Use composeRule.setContent {} to render UI, .onNodeWithText() to find nodes, .performClick() for interactions, .assertIsDisplayed() for assertions.

composeRule · Semantics tree queries · Scroll actions · Assertions

💻 Code Example
@RunWith(AndroidJUnit4::class)
class MyScreenTest {
    @get:Rule val composeRule = createComposeRule()

    @Test
    fun testButtonClick() {
        composeRule.setContent {
            var count by remember { mutableIntStateOf(0) }
            Column {
                Text("Count: $count")
                Button(onClick = { count++ }) { Text("Click me") }
            }
        }
        composeRule.onNodeWithText("Click me").performClick()
        composeRule.onNodeWithText("Count: 1").assertIsDisplayed()
    }
}
🔩 Under the Hood

Compose Test API

composeRule.setContent(): Renders composable in test environment, not emulator activity. No Android context overhead (unit-like speed).

onNodeWithText(): Queries semantics tree (not visual). Finds nodes by contentDescription, text, or test tags.

performClick(): Sends click event to semantics node. Triggers recomposition if state changes.

User vs Understander

A user knows An understander also knows
"Find nodes by text" Searches semantics tree, not visual hierarchy. Text nodes tagged in semantics during composition.
"performClick triggers recomposition" Click event posted → state update → recomposition → new tree. Test continues (no Thread.sleep needed).
"No activity context needed" ComposeTestRule creates synthetic test context. Avoids full activity startup (faster than Espresso).

Espresso for Legacy Views

Tip

Use ActivityScenarioRule to launch activity. onView(withId()) to find views. perform(click()) for actions. check(matches()) for assertions.

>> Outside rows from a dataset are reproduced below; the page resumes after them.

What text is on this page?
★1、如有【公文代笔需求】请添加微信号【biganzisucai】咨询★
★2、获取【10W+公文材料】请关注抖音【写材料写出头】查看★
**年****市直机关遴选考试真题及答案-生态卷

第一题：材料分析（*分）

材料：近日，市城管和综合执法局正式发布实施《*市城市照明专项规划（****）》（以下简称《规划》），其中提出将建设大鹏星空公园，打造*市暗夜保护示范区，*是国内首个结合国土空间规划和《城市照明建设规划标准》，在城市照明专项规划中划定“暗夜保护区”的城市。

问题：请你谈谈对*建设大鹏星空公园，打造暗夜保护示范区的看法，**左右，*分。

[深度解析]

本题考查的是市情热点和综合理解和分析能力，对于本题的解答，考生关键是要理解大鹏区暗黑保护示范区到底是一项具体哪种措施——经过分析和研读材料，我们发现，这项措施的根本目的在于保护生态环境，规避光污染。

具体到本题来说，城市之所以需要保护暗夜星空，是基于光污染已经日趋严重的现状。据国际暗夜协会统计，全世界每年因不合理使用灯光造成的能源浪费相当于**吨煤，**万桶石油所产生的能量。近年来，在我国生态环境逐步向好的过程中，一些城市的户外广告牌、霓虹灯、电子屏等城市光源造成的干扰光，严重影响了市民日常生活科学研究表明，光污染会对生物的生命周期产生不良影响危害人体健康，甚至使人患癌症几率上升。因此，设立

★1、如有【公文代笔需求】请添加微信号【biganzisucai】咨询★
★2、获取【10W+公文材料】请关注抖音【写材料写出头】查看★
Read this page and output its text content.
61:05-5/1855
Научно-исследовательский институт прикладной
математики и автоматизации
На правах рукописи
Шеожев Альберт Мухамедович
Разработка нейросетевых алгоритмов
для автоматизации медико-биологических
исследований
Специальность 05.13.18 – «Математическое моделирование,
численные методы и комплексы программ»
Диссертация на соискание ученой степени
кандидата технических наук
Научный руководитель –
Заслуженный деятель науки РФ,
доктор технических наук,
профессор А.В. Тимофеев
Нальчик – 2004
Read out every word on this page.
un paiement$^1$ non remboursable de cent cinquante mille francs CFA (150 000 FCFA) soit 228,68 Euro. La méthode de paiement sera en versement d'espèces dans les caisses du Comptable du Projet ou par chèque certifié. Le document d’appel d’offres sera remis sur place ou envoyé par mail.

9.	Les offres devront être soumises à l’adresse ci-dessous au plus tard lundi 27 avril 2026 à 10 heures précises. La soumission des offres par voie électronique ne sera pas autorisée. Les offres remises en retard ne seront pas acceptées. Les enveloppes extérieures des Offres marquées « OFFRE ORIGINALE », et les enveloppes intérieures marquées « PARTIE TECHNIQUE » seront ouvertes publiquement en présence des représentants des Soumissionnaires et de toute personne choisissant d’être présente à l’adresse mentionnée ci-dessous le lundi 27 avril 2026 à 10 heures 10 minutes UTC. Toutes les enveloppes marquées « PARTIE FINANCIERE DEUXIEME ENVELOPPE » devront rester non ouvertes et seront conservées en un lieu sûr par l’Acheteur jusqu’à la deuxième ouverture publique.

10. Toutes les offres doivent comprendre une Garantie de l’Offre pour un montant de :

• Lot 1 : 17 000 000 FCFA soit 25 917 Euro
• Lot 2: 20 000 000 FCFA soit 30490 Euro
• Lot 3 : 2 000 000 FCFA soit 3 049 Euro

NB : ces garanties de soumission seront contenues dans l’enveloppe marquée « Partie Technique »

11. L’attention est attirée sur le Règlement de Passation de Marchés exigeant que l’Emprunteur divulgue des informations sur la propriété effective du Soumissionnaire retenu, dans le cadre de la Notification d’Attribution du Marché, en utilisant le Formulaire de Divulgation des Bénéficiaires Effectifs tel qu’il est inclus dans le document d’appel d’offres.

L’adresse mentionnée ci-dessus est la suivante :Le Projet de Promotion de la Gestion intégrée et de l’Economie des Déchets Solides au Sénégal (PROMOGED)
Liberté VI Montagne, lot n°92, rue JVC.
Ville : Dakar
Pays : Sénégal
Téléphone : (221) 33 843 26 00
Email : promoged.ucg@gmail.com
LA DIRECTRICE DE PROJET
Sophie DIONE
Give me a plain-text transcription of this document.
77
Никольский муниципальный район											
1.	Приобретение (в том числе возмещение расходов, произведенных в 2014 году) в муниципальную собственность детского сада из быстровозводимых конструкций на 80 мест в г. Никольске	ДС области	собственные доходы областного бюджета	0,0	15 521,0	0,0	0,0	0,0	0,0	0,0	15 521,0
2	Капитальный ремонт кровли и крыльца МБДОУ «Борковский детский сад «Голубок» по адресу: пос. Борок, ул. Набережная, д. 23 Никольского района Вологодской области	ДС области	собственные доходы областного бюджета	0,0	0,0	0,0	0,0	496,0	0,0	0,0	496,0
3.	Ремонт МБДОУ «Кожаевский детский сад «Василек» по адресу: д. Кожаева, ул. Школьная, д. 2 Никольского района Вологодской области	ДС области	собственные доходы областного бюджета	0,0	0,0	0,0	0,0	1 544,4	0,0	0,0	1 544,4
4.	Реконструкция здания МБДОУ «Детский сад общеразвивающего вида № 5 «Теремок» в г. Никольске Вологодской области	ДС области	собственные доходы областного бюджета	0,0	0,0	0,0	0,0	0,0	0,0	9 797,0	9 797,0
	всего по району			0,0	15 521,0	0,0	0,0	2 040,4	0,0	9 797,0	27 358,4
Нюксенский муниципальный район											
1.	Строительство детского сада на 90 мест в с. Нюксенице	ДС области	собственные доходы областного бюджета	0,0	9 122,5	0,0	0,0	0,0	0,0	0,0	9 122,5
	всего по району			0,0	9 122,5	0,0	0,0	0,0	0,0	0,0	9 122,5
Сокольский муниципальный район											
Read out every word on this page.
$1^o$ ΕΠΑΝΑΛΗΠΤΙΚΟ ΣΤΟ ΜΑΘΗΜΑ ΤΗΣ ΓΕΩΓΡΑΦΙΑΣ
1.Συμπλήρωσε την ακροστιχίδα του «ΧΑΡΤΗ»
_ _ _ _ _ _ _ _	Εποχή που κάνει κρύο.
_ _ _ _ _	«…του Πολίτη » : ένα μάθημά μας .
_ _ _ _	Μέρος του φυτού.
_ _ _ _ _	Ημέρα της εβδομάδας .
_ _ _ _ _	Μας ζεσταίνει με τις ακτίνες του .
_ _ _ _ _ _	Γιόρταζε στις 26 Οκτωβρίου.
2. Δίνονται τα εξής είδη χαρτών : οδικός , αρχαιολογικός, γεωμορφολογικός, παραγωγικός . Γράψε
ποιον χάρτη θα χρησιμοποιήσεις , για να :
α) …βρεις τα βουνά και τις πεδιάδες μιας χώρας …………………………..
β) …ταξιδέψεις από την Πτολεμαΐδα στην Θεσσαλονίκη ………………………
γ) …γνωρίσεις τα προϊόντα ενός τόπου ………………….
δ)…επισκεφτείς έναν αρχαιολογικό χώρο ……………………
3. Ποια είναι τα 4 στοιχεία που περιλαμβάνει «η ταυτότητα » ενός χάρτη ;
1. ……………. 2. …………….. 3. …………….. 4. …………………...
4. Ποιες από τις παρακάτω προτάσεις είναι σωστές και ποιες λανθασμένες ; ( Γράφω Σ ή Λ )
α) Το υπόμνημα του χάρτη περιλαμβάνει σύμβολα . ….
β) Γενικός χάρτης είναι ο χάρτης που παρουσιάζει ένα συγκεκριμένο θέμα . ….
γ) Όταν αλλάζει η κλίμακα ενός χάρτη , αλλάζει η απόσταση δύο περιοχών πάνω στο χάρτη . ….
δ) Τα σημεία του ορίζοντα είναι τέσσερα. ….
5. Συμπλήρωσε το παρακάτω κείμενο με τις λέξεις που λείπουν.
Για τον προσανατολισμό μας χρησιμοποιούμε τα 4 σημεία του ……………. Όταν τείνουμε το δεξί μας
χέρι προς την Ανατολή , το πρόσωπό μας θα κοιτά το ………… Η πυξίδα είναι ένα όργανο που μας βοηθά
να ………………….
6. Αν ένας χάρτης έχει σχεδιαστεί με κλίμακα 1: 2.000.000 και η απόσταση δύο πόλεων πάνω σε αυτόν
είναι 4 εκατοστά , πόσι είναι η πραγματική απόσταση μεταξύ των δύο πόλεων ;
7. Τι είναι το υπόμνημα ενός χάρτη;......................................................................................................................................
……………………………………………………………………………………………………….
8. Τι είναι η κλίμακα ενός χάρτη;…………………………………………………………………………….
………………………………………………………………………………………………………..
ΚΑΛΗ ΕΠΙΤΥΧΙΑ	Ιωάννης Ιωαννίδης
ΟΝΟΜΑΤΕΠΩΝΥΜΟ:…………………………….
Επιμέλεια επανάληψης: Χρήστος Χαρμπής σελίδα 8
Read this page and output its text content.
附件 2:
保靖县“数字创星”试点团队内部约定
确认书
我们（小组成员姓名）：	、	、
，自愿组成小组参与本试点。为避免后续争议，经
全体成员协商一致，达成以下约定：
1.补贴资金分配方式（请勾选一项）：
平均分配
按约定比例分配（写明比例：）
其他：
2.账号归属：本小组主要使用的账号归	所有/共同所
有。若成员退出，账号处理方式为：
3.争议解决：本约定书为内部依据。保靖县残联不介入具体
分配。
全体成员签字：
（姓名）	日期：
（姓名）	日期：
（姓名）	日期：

ActivityScenarioRule · View matchers · ViewActions · Idling

💻 Code Example
@RunWith(AndroidJUnit4::class)
class ActivityTest {
    @get:Rule val activityRule = ActivityScenarioRule(MainActivity::class.java)

    @Test
    fun testButtonClick() {
        onView(withId(R.id.button)).perform(click())
        onView(withText("Success")).check(matches(isDisplayed()))
    }

    @Test
    fun testRecyclerView() {
        onView(withId(R.id.recycler)).perform(
            RecyclerViewActions.scrollToPosition<UserViewHolder>(20)
        )
        onView(withText("User 20")).check(matches(isDisplayed()))
    }
}
🔩 Under the Hood

Espresso Idling & Synchronization

Espresso waits for app idle before performing actions (waits for background tasks, animations).

Custom IdlingResource: If Espresso can't detect idleness (custom thread pool), register IdlingResource.

User vs Understander

A user knows An understander also knows
"Espresso waits for idle" Espresso checks for background tasks/animations. If idle, proceeds. If not, retries for ~5s before failing.
"withId/withText are matchers" Matchers are predicates. onView finds first matching view in hierarchy. Multiple matches = ambiguous, fails.
"RecyclerViewActions scrolls to position" Scrolls RecyclerView until item at position visible (or throws exception). Different from manual scroll.